Somewhere far back, Erin knew she was dying—and she was so grateful for it.

She breathed in that light, as if taking her first breath.

Then she saw them.

Her mother stood in the tunnel of light. A little girl stood next to her. Emma. She had her baby quilt slung over her arm, the missing corner facing Erin. Her father stood behind them wearing his old red flannel shirt and jeans, as if he had just come back from the stable. He raised his arm and beckoned to her to join them. For the first time in many years, she felt no anger when she saw him, only love.

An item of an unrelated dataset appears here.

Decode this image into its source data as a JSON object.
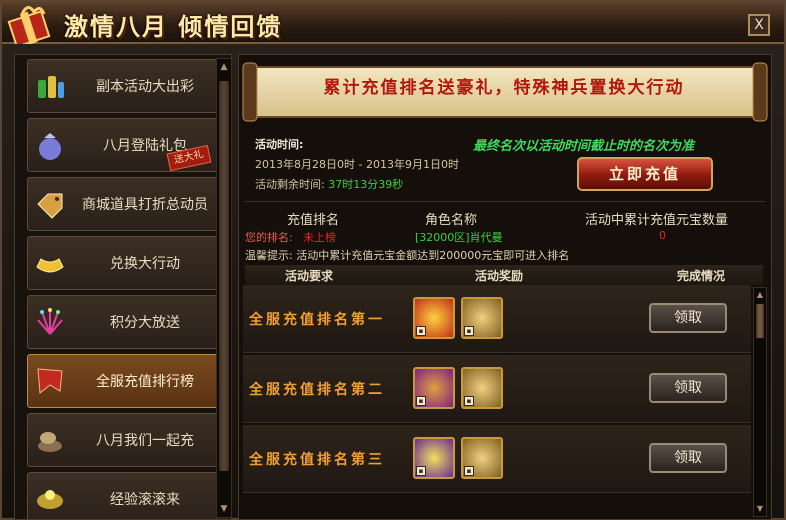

She reached her arms toward them all. Her father smiled, and she smiled back. She forgave him—and herself.

He had been bound by his
faith
, she by her
logic
.

At this moment they were beyond both.

Then that innocent light fractured.

And cold darkness rushed in.

She opened her eyelids. Rhun had pulled away from her. He rolled off of her and leaned against the wall, shaking. With the back of his hand, he wiped his mouth. Wiping away blood.

Her blood.

Her eyelids drifted closed, feeling a sting of rejection.

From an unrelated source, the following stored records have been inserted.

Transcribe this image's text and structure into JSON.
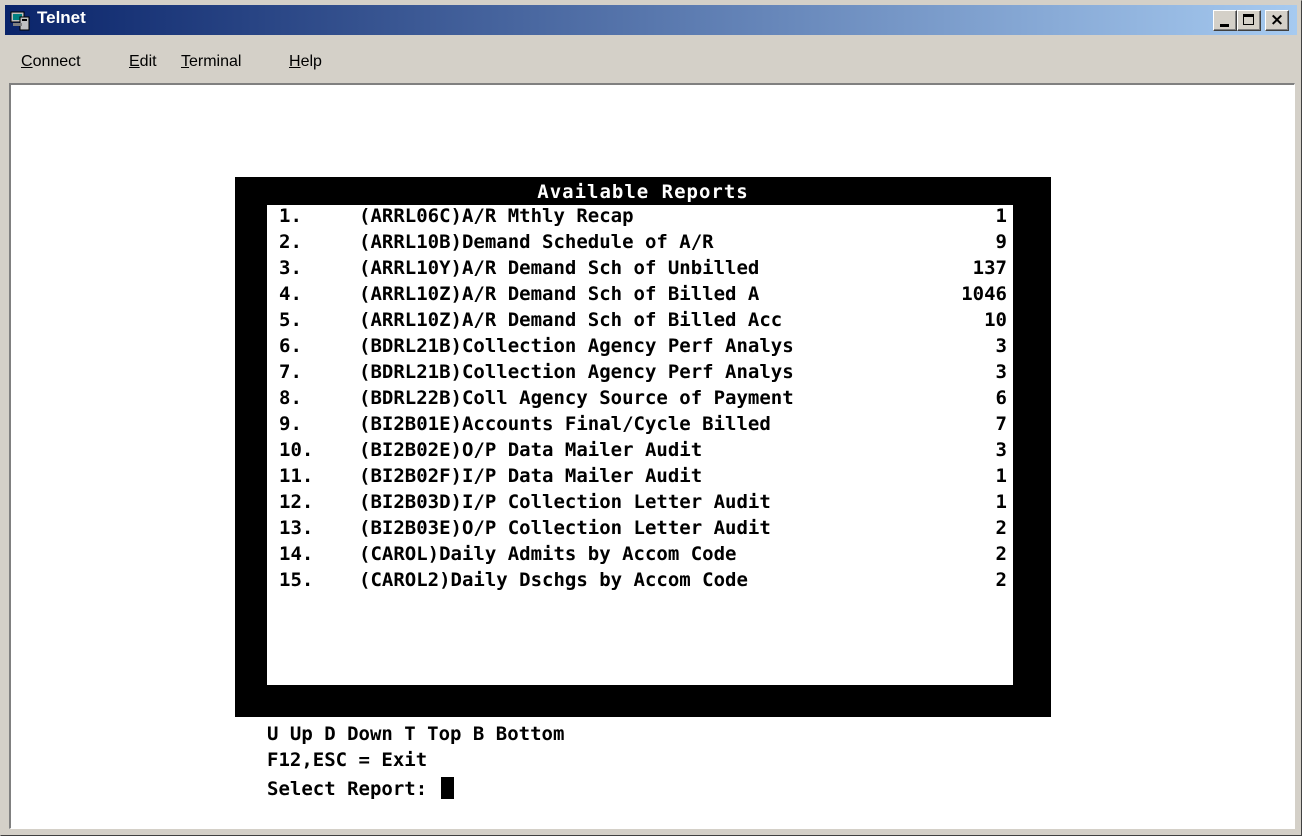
{
  "window": {
    "title": "Telnet",
    "icon": "computer-icon"
  },
  "controls": {
    "close_glyph": "×"
  },
  "menu": [
    {
      "accel": "C",
      "rest": "onnect"
    },
    {
      "accel": "E",
      "rest": "dit"
    },
    {
      "accel": "T",
      "rest": "erminal"
    },
    {
      "accel": "H",
      "rest": "elp"
    }
  ],
  "report": {
    "title": "Available Reports",
    "items": [
      {
        "num": "1.",
        "name": "(ARRL06C)A/R Mthly Recap",
        "count": "1"
      },
      {
        "num": "2.",
        "name": "(ARRL10B)Demand Schedule of A/R",
        "count": "9"
      },
      {
        "num": "3.",
        "name": "(ARRL10Y)A/R Demand Sch of Unbilled",
        "count": "137"
      },
      {
        "num": "4.",
        "name": "(ARRL10Z)A/R Demand Sch of Billed A",
        "count": "1046"
      },
      {
        "num": "5.",
        "name": "(ARRL10Z)A/R Demand Sch of Billed Acc",
        "count": "10"
      },
      {
        "num": "6.",
        "name": "(BDRL21B)Collection Agency Perf Analys",
        "count": "3"
      },
      {
        "num": "7.",
        "name": "(BDRL21B)Collection Agency Perf Analys",
        "count": "3"
      },
      {
        "num": "8.",
        "name": "(BDRL22B)Coll Agency Source of Payment",
        "count": "6"
      },
      {
        "num": "9.",
        "name": "(BI2B01E)Accounts Final/Cycle Billed",
        "count": "7"
      },
      {
        "num": "10.",
        "name": "(BI2B02E)O/P Data Mailer Audit",
        "count": "3"
      },
      {
        "num": "11.",
        "name": "(BI2B02F)I/P Data Mailer Audit",
        "count": "1"
      },
      {
        "num": "12.",
        "name": "(BI2B03D)I/P Collection Letter Audit",
        "count": "1"
      },
      {
        "num": "13.",
        "name": "(BI2B03E)O/P Collection Letter Audit",
        "count": "2"
      },
      {
        "num": "14.",
        "name": "(CAROL)Daily Admits by Accom Code",
        "count": "2"
      },
      {
        "num": "15.",
        "name": "(CAROL2)Daily Dschgs by Accom Code",
        "count": "2"
      }
    ]
  },
  "footer": {
    "nav_hint": "U Up D Down T Top B Bottom",
    "exit_hint": "F12,ESC = Exit",
    "prompt": "Select Report:"
  }
}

“Erin?” His chill fingertips brushed her cheek.

She trembled from cold and loneliness, consumed by the ache of all that she had lost.

“Erin.” Rhun lifted her into his lap and rocked her, his hands stroking through her hair, running along her back.

She forced herself to open her eyes, to look into his, to say the impossible. “Go.”

He held her so tightly that it hurt.

“Go,” she insisted.

“Will you be all right?”

He heard her heartbeat. He knew that she wouldn’t be. “Don’t waste my blood, Rhun. Don’t let this be in vain.”

“I’m sorry,” he said. “I couldn’t—”

“I forgive you,” she breathed out. “Now go.”

He tore off his pectoral cross and laid it upon her chest. She felt the weight of it over her heart. It felt warm.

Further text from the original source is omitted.